I played a swashbuckler/rogue who was attacking seven times in a round and could duck under a dragon's belly without fear. I'd call that "something nice".
Literature and cinema are full of examples of smart, cunning people inexplicably closing against a warrior. Is it really so bad to add it to the game, especially since it's a neat effect with a lot of cool tactical applications?
If it were slightly rewritten, it could work. How's this:
Attack Cha+2 vs. Will, Burst 3
Hit: You pull target two squares.
Secondary: Attack Str vs AC
Hit: 1[W]+Str
This makes the power very clearly a "taunt" which is more likely to affect dumb grunts. (I'd be tempted to add in that it doesn't work on anyone who has a Basic Ranged attack, but that might complicate it too much.) I upped the damage to compensate for the fact it's less effective.
You wouldn't have a problem with CAGI if it were a Divine or Arcane power.
That's right, I wouldn't. Just like I wouldn't have a problem if "Fireball" were an Arcane power. Because, uhm, Arcane and Martial powers should be *different*?
But you make my point for me, quite well. CAGI (among other powers) cannot be easily modeled or justified as something which occurs in a battle (and remember, it's an encounter power, so it will come up a lot) as a consequence of "skill and/or training". It's a 100% game effect. You use the power, you arrange the pieces, you resolve the effect, and you disconnect yourself from imagining the battle as something "really" happening, any more than you imagine the clash of swords in a game of chess.

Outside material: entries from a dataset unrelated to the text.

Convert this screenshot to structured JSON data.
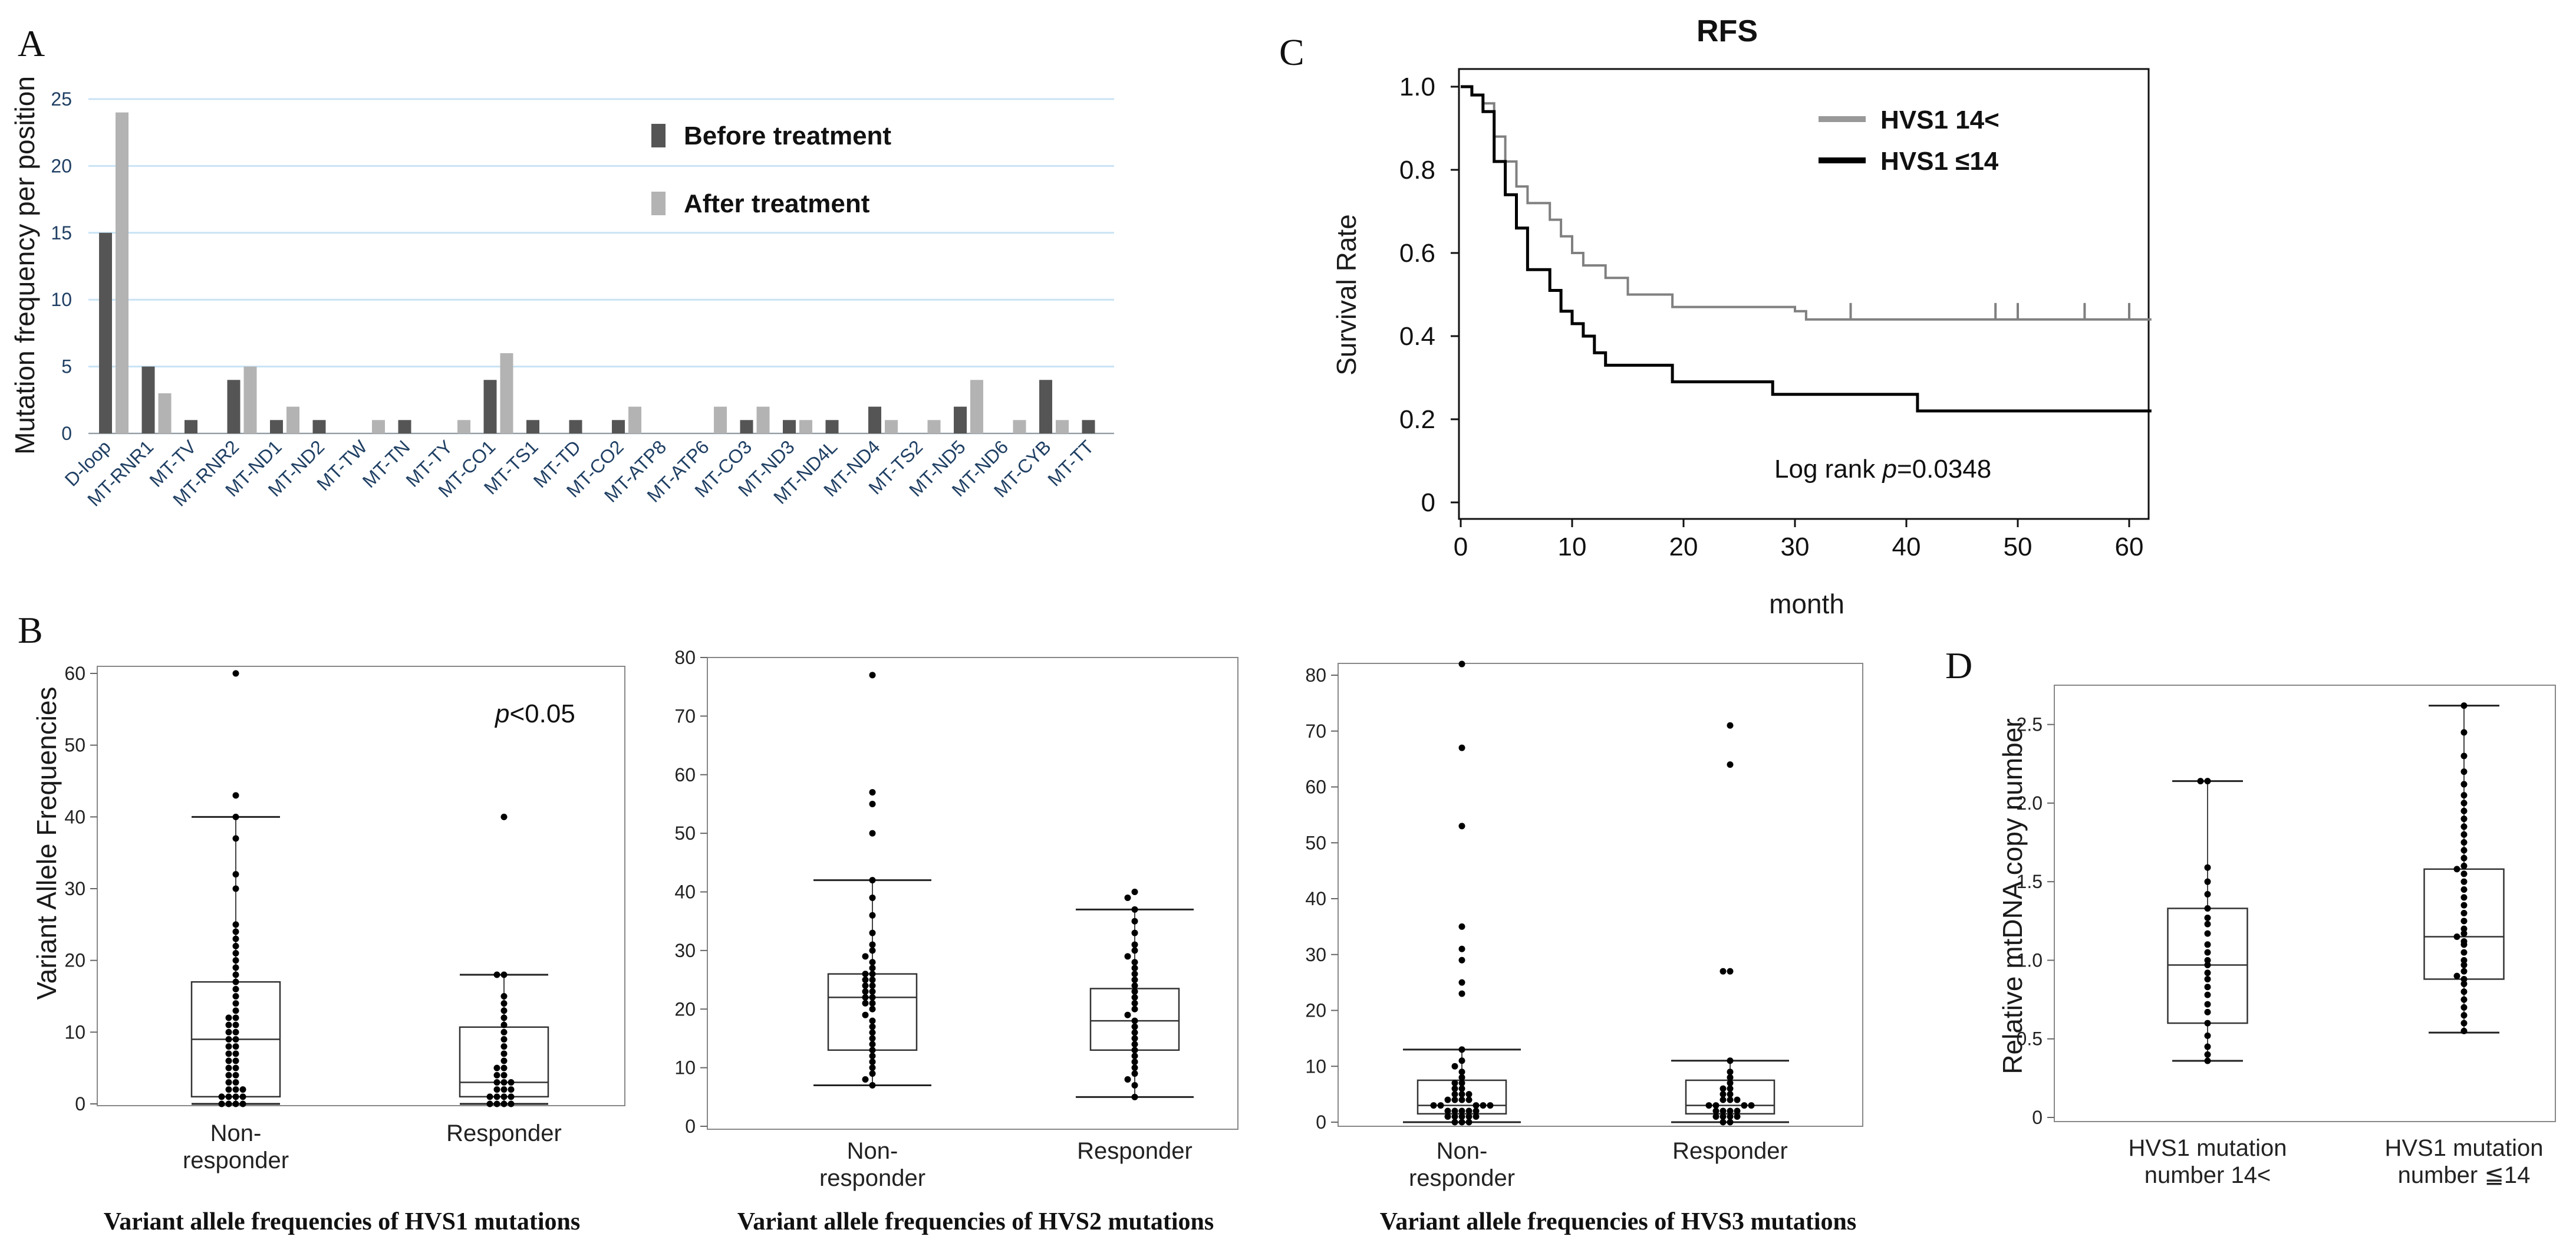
{
  "colors": {
    "before": "#555555",
    "after": "#b3b3b3",
    "grid": "#c9e3f5",
    "hvs_high": "#808080",
    "hvs_low": "#000000"
  },
  "panels": {
    "A": "A",
    "B": "B",
    "C": "C",
    "D": "D"
  },
  "chart_data": [
    {
      "id": "A",
      "type": "bar",
      "ylabel": "Mutation frequency per position",
      "ylim": [
        0,
        25
      ],
      "yticks": [
        "0",
        "5",
        "10",
        "15",
        "20",
        "25"
      ],
      "grid": true,
      "legend_position": "top-right",
      "categories": [
        "D-loop",
        "MT-RNR1",
        "MT-TV",
        "MT-RNR2",
        "MT-ND1",
        "MT-ND2",
        "MT-TW",
        "MT-TN",
        "MT-TY",
        "MT-CO1",
        "MT-TS1",
        "MT-TD",
        "MT-CO2",
        "MT-ATP8",
        "MT-ATP6",
        "MT-CO3",
        "MT-ND3",
        "MT-ND4L",
        "MT-ND4",
        "MT-TS2",
        "MT-ND5",
        "MT-ND6",
        "MT-CYB",
        "MT-TT"
      ],
      "series": [
        {
          "name": "Before treatment",
          "values": [
            15,
            5,
            1,
            4,
            1,
            1,
            0,
            1,
            0,
            4,
            1,
            1,
            1,
            0,
            0,
            1,
            1,
            1,
            2,
            0,
            2,
            0,
            4,
            1
          ]
        },
        {
          "name": "After treatment",
          "values": [
            24,
            3,
            0,
            5,
            2,
            0,
            1,
            0,
            1,
            6,
            0,
            0,
            2,
            0,
            2,
            2,
            1,
            0,
            1,
            1,
            4,
            1,
            1,
            0
          ]
        }
      ]
    },
    {
      "id": "C",
      "type": "line",
      "title": "RFS",
      "xlabel": "month",
      "ylabel": "Survival Rate",
      "xlim": [
        0,
        62
      ],
      "ylim": [
        0,
        1.0
      ],
      "xticks": [
        "0",
        "10",
        "20",
        "30",
        "40",
        "50",
        "60"
      ],
      "yticks": [
        "0",
        "0.2",
        "0.4",
        "0.6",
        "0.8",
        "1.0"
      ],
      "annotation_prefix": "Log rank ",
      "annotation_p": "p",
      "annotation_suffix": "=0.0348",
      "legend_position": "top-right",
      "series": [
        {
          "name": "HVS1 14<",
          "color_key": "hvs_high",
          "steps": [
            [
              0,
              1.0
            ],
            [
              1,
              0.98
            ],
            [
              2,
              0.96
            ],
            [
              3,
              0.88
            ],
            [
              4,
              0.82
            ],
            [
              5,
              0.76
            ],
            [
              6,
              0.72
            ],
            [
              8,
              0.68
            ],
            [
              9,
              0.64
            ],
            [
              10,
              0.6
            ],
            [
              11,
              0.57
            ],
            [
              13,
              0.54
            ],
            [
              15,
              0.5
            ],
            [
              19,
              0.47
            ],
            [
              22,
              0.47
            ],
            [
              30,
              0.46
            ],
            [
              31,
              0.44
            ],
            [
              62,
              0.44
            ]
          ],
          "censors": [
            35,
            48,
            50,
            56,
            60
          ]
        },
        {
          "name": "HVS1 ≤14",
          "color_key": "hvs_low",
          "steps": [
            [
              0,
              1.0
            ],
            [
              1,
              0.98
            ],
            [
              2,
              0.94
            ],
            [
              3,
              0.82
            ],
            [
              4,
              0.74
            ],
            [
              5,
              0.66
            ],
            [
              6,
              0.56
            ],
            [
              8,
              0.51
            ],
            [
              9,
              0.46
            ],
            [
              10,
              0.43
            ],
            [
              11,
              0.4
            ],
            [
              12,
              0.36
            ],
            [
              13,
              0.33
            ],
            [
              19,
              0.29
            ],
            [
              28,
              0.26
            ],
            [
              41,
              0.22
            ],
            [
              62,
              0.22
            ]
          ],
          "censors": []
        }
      ]
    },
    {
      "id": "B1",
      "type": "scatter",
      "ylabel": "Variant Allele Frequencies",
      "ylim": [
        0,
        60
      ],
      "yticks": [
        "0",
        "10",
        "20",
        "30",
        "40",
        "50",
        "60"
      ],
      "categories": [
        "Non-\nresponder",
        "Responder"
      ],
      "caption": "Variant allele frequencies of HVS1 mutations",
      "annotation_p": "p",
      "annotation_suffix": "<0.05",
      "boxes": [
        {
          "min": 0,
          "q1": 1,
          "median": 9,
          "q3": 17,
          "max": 40
        },
        {
          "min": 0,
          "q1": 1,
          "median": 3,
          "q3": 10.7,
          "max": 18
        }
      ],
      "points": [
        [
          60,
          43,
          40,
          37,
          32,
          30,
          25,
          24,
          23,
          22,
          21,
          20,
          19,
          18,
          17,
          16,
          15,
          14,
          13,
          12,
          12,
          11,
          11,
          10,
          10,
          9,
          9,
          8,
          8,
          7,
          7,
          6,
          6,
          5,
          5,
          4,
          4,
          3,
          3,
          2,
          2,
          2,
          1,
          1,
          1,
          1,
          0,
          0,
          0,
          0
        ],
        [
          40,
          18,
          18,
          15,
          14,
          13,
          12,
          11,
          10,
          9,
          8,
          7,
          6,
          5,
          5,
          4,
          4,
          3,
          3,
          3,
          2,
          2,
          2,
          1,
          1,
          1,
          1,
          0,
          0,
          0,
          0
        ]
      ]
    },
    {
      "id": "B2",
      "type": "scatter",
      "ylim": [
        0,
        80
      ],
      "yticks": [
        "0",
        "10",
        "20",
        "30",
        "40",
        "50",
        "60",
        "70",
        "80"
      ],
      "categories": [
        "Non-\nresponder",
        "Responder"
      ],
      "caption": "Variant allele frequencies of HVS2 mutations",
      "boxes": [
        {
          "min": 7,
          "q1": 13,
          "median": 22,
          "q3": 26,
          "max": 42
        },
        {
          "min": 5,
          "q1": 13,
          "median": 18,
          "q3": 23.5,
          "max": 37
        }
      ],
      "points": [
        [
          77,
          57,
          55,
          50,
          42,
          39,
          36,
          33,
          31,
          30,
          29,
          28,
          27,
          26,
          26,
          25,
          25,
          24,
          24,
          23,
          23,
          22,
          22,
          21,
          21,
          20,
          19,
          18,
          17,
          16,
          15,
          14,
          13,
          12,
          11,
          10,
          9,
          8,
          7
        ],
        [
          40,
          39,
          37,
          35,
          33,
          31,
          30,
          29,
          28,
          27,
          26,
          25,
          24,
          23,
          22,
          21,
          20,
          19,
          18,
          17,
          16,
          15,
          14,
          13,
          12,
          11,
          10,
          9,
          8,
          7,
          5
        ]
      ]
    },
    {
      "id": "B3",
      "type": "scatter",
      "ylim": [
        0,
        80
      ],
      "yticks": [
        "0",
        "10",
        "20",
        "30",
        "40",
        "50",
        "60",
        "70",
        "80"
      ],
      "categories": [
        "Non-\nresponder",
        "Responder"
      ],
      "caption": "Variant allele frequencies of HVS3 mutations",
      "boxes": [
        {
          "min": 0,
          "q1": 1.5,
          "median": 3,
          "q3": 7.5,
          "max": 13
        },
        {
          "min": 0,
          "q1": 1.5,
          "median": 3,
          "q3": 7.5,
          "max": 11
        }
      ],
      "points": [
        [
          82,
          67,
          53,
          35,
          31,
          29,
          25,
          23,
          13,
          11,
          10,
          9,
          8,
          7,
          7,
          6,
          6,
          5,
          5,
          5,
          4,
          4,
          4,
          4,
          3,
          3,
          3,
          3,
          3,
          2,
          2,
          2,
          2,
          2,
          1,
          1,
          1,
          1,
          1,
          0,
          0,
          0
        ],
        [
          71,
          64,
          27,
          27,
          11,
          9,
          8,
          7,
          6,
          6,
          5,
          5,
          4,
          4,
          4,
          3,
          3,
          3,
          3,
          2,
          2,
          2,
          2,
          1,
          1,
          1,
          1,
          0,
          0
        ]
      ]
    },
    {
      "id": "D",
      "type": "scatter",
      "ylabel": "Relative mtDNA copy number",
      "ylim": [
        0,
        2.75
      ],
      "yticks": [
        "0",
        "0.5",
        "1.0",
        "1.5",
        "2.0",
        "2.5"
      ],
      "categories": [
        "HVS1 mutation\nnumber 14<",
        "HVS1 mutation\nnumber ≦14"
      ],
      "boxes": [
        {
          "min": 0.36,
          "q1": 0.6,
          "median": 0.97,
          "q3": 1.33,
          "max": 2.14
        },
        {
          "min": 0.54,
          "q1": 0.88,
          "median": 1.15,
          "q3": 1.58,
          "max": 2.62
        }
      ],
      "points": [
        [
          2.14,
          2.14,
          1.59,
          1.5,
          1.42,
          1.33,
          1.27,
          1.23,
          1.17,
          1.1,
          1.05,
          1.0,
          0.97,
          0.92,
          0.88,
          0.83,
          0.78,
          0.72,
          0.67,
          0.6,
          0.52,
          0.45,
          0.4,
          0.36
        ],
        [
          2.62,
          2.45,
          2.3,
          2.2,
          2.12,
          2.05,
          2.0,
          1.95,
          1.9,
          1.85,
          1.8,
          1.75,
          1.7,
          1.65,
          1.6,
          1.58,
          1.55,
          1.5,
          1.45,
          1.4,
          1.35,
          1.3,
          1.25,
          1.2,
          1.17,
          1.15,
          1.12,
          1.1,
          1.05,
          1.0,
          0.97,
          0.93,
          0.9,
          0.88,
          0.85,
          0.8,
          0.75,
          0.7,
          0.65,
          0.6,
          0.55
        ]
      ]
    }
  ]
}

Why stiff people just because they use the Martial power source?
Why bother having power sources, then, if you can do anything with one you can do with the other?
I'd actually like to do an all-martial campaign, which is why I've been studying the martial powers more than the others -- and thus, constantly stumbling on these head-exploding quirks that could have been eliminated with another round of editing or two. They fixed Stalwart Guard; I have hope for the future.